The Romanian unit of Holcim Ltd., the world’s second-biggest cement maker, said about 15 million euros ($19. million) worth of European Union carbon-dioxide permits were stolen from its account.

“Unknown persons have stolen 1.6 million CO2 certificates,” Holcim said in a statement on its website yesterday. One million permits were transferred to an account in Liechtenstein and 600,000 were moved to a company with registries in Italy and the U.K., Holcim said.

Holcim has asked the EU, which oversees the emissions registries, to help it track the stolen permits and stop them from being traded. The European Union Allowances, or EUAs, have a unique identification number, and the stolen ones are listed on Holcim’s website.

EU permits for December rose 8 cents, or 0.5 percent to 14.84 euros a metric ton as of 5:30 p.m. on London’s ICE Futures Europe exchange.

Holcim may not get the allowances back even if they are found, according to Owen Lomas, a consultant at Allen & Overy LLP’s climate change group.

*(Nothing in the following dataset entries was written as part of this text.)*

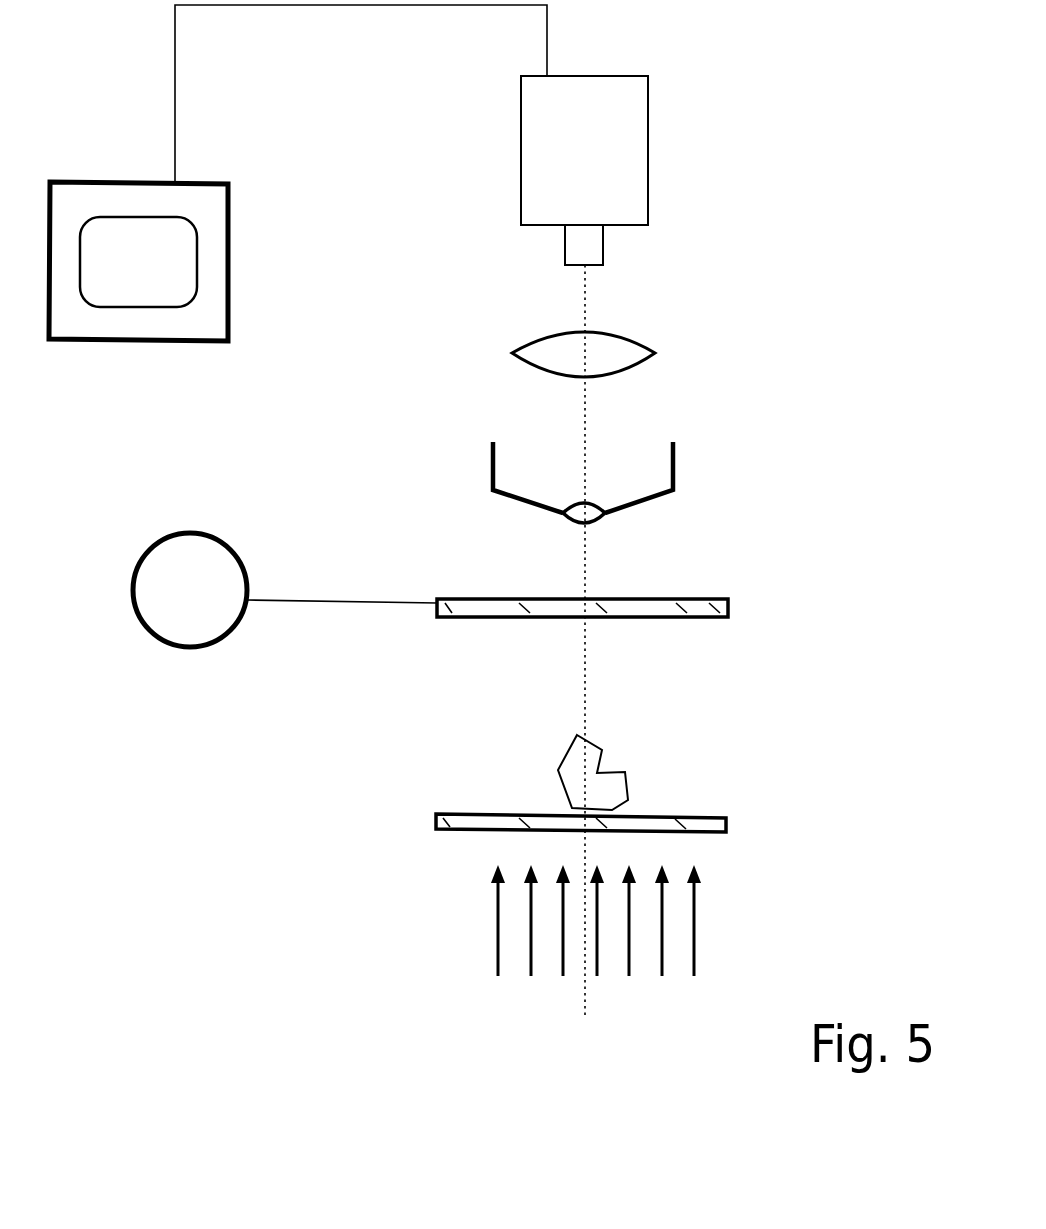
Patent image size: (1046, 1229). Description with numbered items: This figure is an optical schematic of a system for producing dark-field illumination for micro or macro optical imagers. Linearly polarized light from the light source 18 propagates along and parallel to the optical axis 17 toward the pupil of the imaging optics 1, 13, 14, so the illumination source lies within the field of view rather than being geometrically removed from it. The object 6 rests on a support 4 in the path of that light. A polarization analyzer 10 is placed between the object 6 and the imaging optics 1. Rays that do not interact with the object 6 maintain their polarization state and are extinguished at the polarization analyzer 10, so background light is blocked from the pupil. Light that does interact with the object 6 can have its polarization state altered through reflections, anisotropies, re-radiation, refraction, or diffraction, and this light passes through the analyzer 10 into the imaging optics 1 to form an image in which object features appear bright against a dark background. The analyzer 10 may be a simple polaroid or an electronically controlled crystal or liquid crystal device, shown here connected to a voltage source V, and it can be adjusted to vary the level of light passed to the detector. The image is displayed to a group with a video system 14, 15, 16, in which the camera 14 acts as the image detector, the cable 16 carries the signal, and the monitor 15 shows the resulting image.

The imaging optics 1 is at (667, 475).
The support 4 is at (734, 819).
The object 6 is at (620, 797).
The polarization analyzer 10 is at (718, 602).
The imaging optics 13 is at (635, 345).
The video system camera 14 is at (638, 137).
The video system monitor 15 is at (213, 317).
The video system cable 16 is at (176, 100).
The optical axis 17 is at (589, 688).
The light source 18 is at (513, 928).
The voltage source V is at (155, 562).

Tracking them may still be easy because of their identification, said Marius Frunza, the Paris- based head of structuring at Sagacarbon, a unit of French state-owned lender Caisse des Depots et Consignations.

Closed System

“As we deal with an electronic closed system these EUAs could be tracked through the registry systems,” Frunza said in a statement, adding such fraud was common in the banking industry 10 years ago. “As a ubiquitous phenomena we might not see any change in confidence levels for this market.”

ICE Futures Europe, the London-based exchange that handles most EUA transactions, declined to comment on whether the permits have traded and if they would take any action. The Paris-based Bluenext exchange was unable to comment when reached by phone.

“The legal answer is not straightforward because we’re dealing with a range of jurisdictions” said London-based Lomas.

In English law, assuming they were treated as a type of property, the legal owner would usually get the allowances back, but in some countries, such as Germany, an “innocent buyer” may be entitled to keep the permits, he said.